Tetrahydrobenzo[b]thiophene derivatives were well known to be biologically active compounds and many of them occupy a wide range as anticancer agent drugs. One of our main aim of this work was to synthesize target molecules not only possess anti-tumor activities but also kinase inhibitors. To achieve this goal, our strategy was to synthesize a series of novel 1,2,4-triazines as efficient anticancer drugs with low cytotoxicity and good bioavailability properties using cyclohexane-1,3-dione and 3-cyano-4,5,6,7-tetrahydrobenzo[b]thiophene-2-diazonium chloride to give the 2-(2-(2,6-dioxocyclohexylidene)hydrazinyl)-4,5,6,7-tetrahydrobenzo[b]thiophene-3-carbonitrile (3) as the key starting material for many heterocyclization reactions. Compound 3 was reacted with phenylisothiocyanate to give the tetrahydrobenzo[e][1,2,4]triazine derivative 5 which reacted with hydrazines to give dihydrazone derivatives. In addition, it underwent multi-component reactions with aromatic aldehydes and either malononitrile or ethyl cyanoacetate in the presence of triethylamine or ammonium acetate to produce fused pyran and fused pyridine derivatives, respectively. Compounds obtained in this work were evaluated for their c-Met kinase inhibitory potency as well as in-vitro cytotoxic activity against the six typical cancer cell lines (A549, H460, HT-29, MKN-45, U87MG, and SMMC-7721). Molecular modeling studies were carried out for the most active compounds 5, 7a, 7b, 10c, 10e, 11c and 11f using Molecular Operating Environment (MOE) software. It was found that all the tested compounds displayed potent c-Met enzymatic activity with IC values ranging from 0.24 to 9.36 nM. Ten of them (5, 7a, 7b, 10c, 10e, 10f, 11b, 11c, 11d and 11f) exhibited higher potency with IC values less than 1.00 nM compared with foretinib (IC = 1.16 nM). Also those compounds possessed moderate to strong cytotoxicity against the six tested cancer cell lines in the single-digit µM range. The synthesized compounds 5, 7a, 7b, 10c, 10e, 11c and 11f were fit on the active site of c-Met kinase, with almost the same binding pattern as foretinib and higher binding energy scores (from -16.38 to -18.21 kcal/mol) compared to foretinib (-16.37 kcal/mol). A series of novel 1,2,4-triazines were synthesized and displayed potent bioactivities, indicating that these compounds could be considered as a new lead for more investigation in the future.

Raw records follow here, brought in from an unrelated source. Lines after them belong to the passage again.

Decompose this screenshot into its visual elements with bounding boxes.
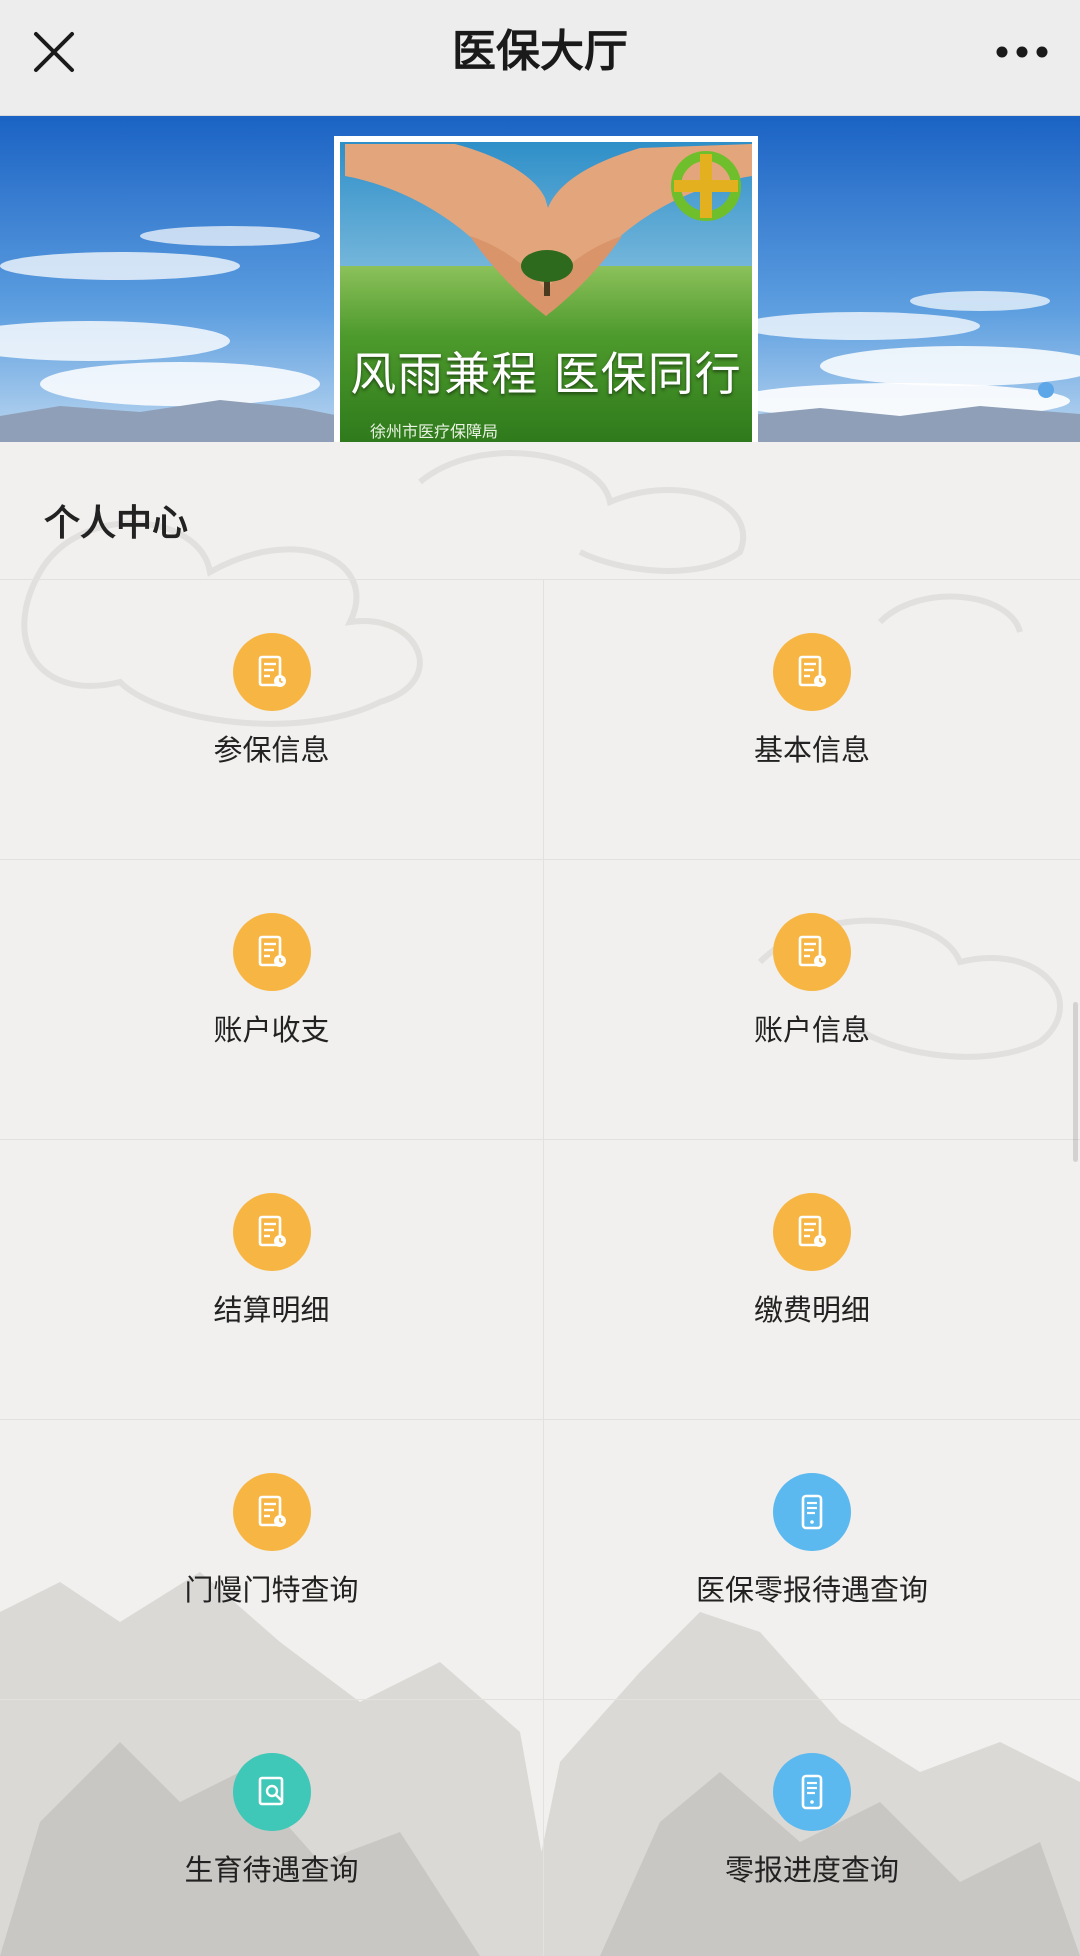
menu-item-label: 医保零报待遇查询	[695, 1573, 928, 1607]
service-grid: 参保信息 基本信息 账户收支 账户信息 结算明细 缴费明细 门慢门特查询 医保零…	[0, 579, 1080, 1956]
menu-item-label: 账户收支	[213, 1013, 330, 1047]
menu-item-account-transactions[interactable]: 账户收支	[0, 860, 544, 1140]
menu-item-label: 结算明细	[213, 1293, 330, 1327]
page-title: 医保大厅	[452, 26, 628, 77]
banner-org-name: 徐州市医疗保障局	[370, 422, 499, 441]
menu-item-chronic-disease-query[interactable]: 门慢门特查询	[0, 1420, 544, 1700]
banner-carousel[interactable]: 风雨兼程 医保同行 徐州市医疗保障局	[0, 116, 1080, 442]
close-icon[interactable]	[24, 22, 84, 82]
menu-item-payment-details[interactable]: 缴费明细	[544, 1140, 1080, 1420]
more-dots-icon[interactable]	[990, 26, 1054, 78]
scrollbar[interactable]	[1073, 1002, 1078, 1162]
document-icon	[232, 1473, 311, 1551]
banner-slogan: 风雨兼程 医保同行	[350, 347, 742, 401]
menu-item-label: 基本信息	[753, 733, 870, 767]
menu-item-basic-info[interactable]: 基本信息	[544, 580, 1080, 860]
menu-item-reimbursement-progress[interactable]: 零报进度查询	[544, 1700, 1080, 1956]
document-icon	[232, 1193, 311, 1271]
menu-item-label: 账户信息	[753, 1013, 870, 1047]
top-nav-bar: 医保大厅	[0, 0, 1080, 116]
menu-item-insurance-info[interactable]: 参保信息	[0, 580, 544, 860]
section-title: 个人中心	[44, 503, 189, 544]
menu-item-label: 零报进度查询	[724, 1853, 899, 1887]
document-icon	[232, 633, 311, 711]
menu-item-reimbursement-query[interactable]: 医保零报待遇查询	[544, 1420, 1080, 1700]
search-document-icon	[232, 1753, 311, 1831]
phone-icon	[773, 1473, 851, 1551]
menu-item-label: 参保信息	[213, 733, 330, 767]
menu-item-account-info[interactable]: 账户信息	[544, 860, 1080, 1140]
menu-item-settlement-details[interactable]: 结算明细	[0, 1140, 544, 1420]
menu-item-label: 生育待遇查询	[184, 1853, 359, 1887]
document-icon	[773, 1193, 851, 1271]
document-icon	[232, 913, 311, 991]
menu-item-maternity-query[interactable]: 生育待遇查询	[0, 1700, 544, 1956]
document-icon	[773, 633, 851, 711]
carousel-indicator-dot[interactable]	[1038, 382, 1054, 398]
menu-item-label: 门慢门特查询	[184, 1573, 359, 1607]
menu-item-label: 缴费明细	[753, 1293, 870, 1327]
document-icon	[773, 913, 851, 991]
phone-icon	[773, 1753, 851, 1831]
personal-center-section: 个人中心 参保信息 基本信息 账户收支 账户信息 结算明细 缴费明细 门慢门特查	[0, 442, 1080, 1956]
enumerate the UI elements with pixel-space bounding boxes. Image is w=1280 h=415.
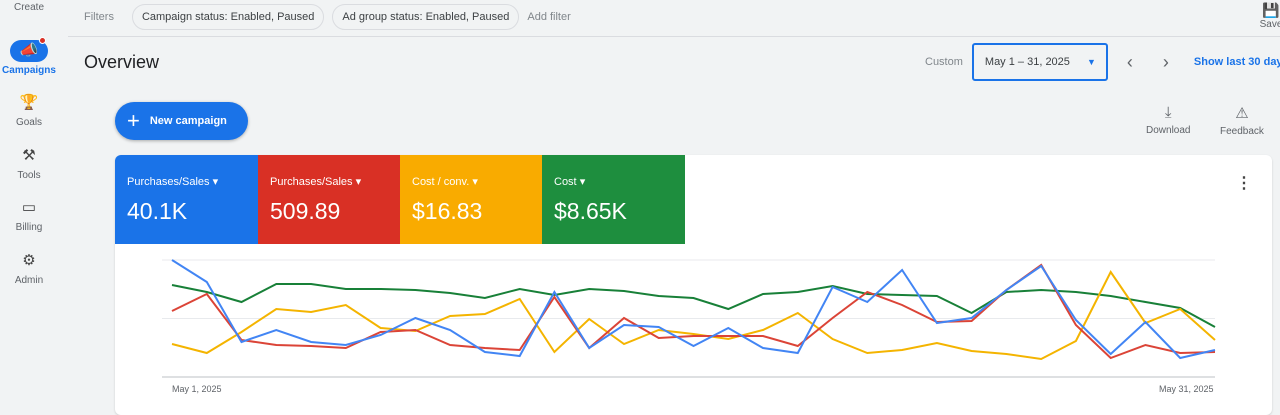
date-range-bar: Custom May 1 – 31, 2025▼ ‹ › Show last 3… [925,43,1280,81]
gear-icon: ⚙ [10,250,48,272]
download-icon: ⤓ [1146,104,1190,121]
filter-chip-campaign-status[interactable]: Campaign status: Enabled, Paused [132,4,324,30]
divider [68,36,1280,37]
sidebar-item-goals[interactable]: 🏆Goals [0,92,58,128]
feedback-button[interactable]: ⚠Feedback [1220,104,1264,137]
sidebar-item-admin[interactable]: ⚙Admin [0,250,58,286]
series-line [172,284,1215,327]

四氢苯并[b]噻吩衍生物是众所周知的具有生物活性的化合物,其中许多化合物作为抗癌药物占据了广泛的范围。我们这项工作的主要目标之一是合成不仅具有抗肿瘤活性而且还具有激酶抑制剂活性的靶分子。为了实现这一目标,我们的策略是使用环己烷-1,3-二酮和 3-氰基-4,5,6,7-四氢苯并[b]噻吩-2-重氮氯化物合成一系列新型 1,2,4-三嗪作为有效的抗癌药物,这些药物具有低细胞毒性和良好的生物利用度特性,从而得到 2-(2-(2,6-二氧环己基)腙基)-4,5,6,7-四氢苯并[b]噻吩-3-甲腈(3)作为许多杂环化反应的关键起始材料。化合物 3 与苯异硫氰酸酯反应得到四氢苯并[e][1,2,4]三嗪衍生物 5,该化合物与肼反应得到二腙衍生物。此外,它与芳醛在三乙胺或乙酸铵存在下进行多组分反应,分别与丙二腈或氰基乙酸乙酯反应生成稠合吡喃和稠合吡啶衍生物。在此项工作中获得的化合物对 c-Met 激酶抑制活性以及对六种典型癌细胞系(A549、H460、HT-29、MKN-45、U87MG 和 SMMC-7721)的体外细胞毒性活性进行了评估。使用分子操作环境(MOE)软件对最活跃的化合物 5、7a、7b、10c、10e、11c 和 11f 进行了分子建模研究。发现所有测试的化合物均表现出有效的 c-Met 酶活性,IC 值范围为 0.24 至 9.36 nM。其中 10 种化合物(5、7a、7b、10c、10e、10f、11b、11c、11d 和 11f)的 IC 值小于 1.00 nM,比 Foretinib(IC = 1.16 nM)具有更高的活性。此外,这些化合物对六种测试的癌细胞系具有中等至较强的细胞毒性,在个位数µM 范围内。合成的化合物 5、7a、7b、10c、10e、11c 和 11f 与 c-Met 激酶的活性位点结合,与 Foretinib 具有几乎相同的结合模式,并且结合能评分(从-16.38 至-18.21 kcal/mol)高于 Foretinib(-16.37 kcal/mol)。合成了一系列新型 1,2,4-三嗪,并显示出很强的生物活性,表明这些化合物可以被认为是未来进一步研究的新起点。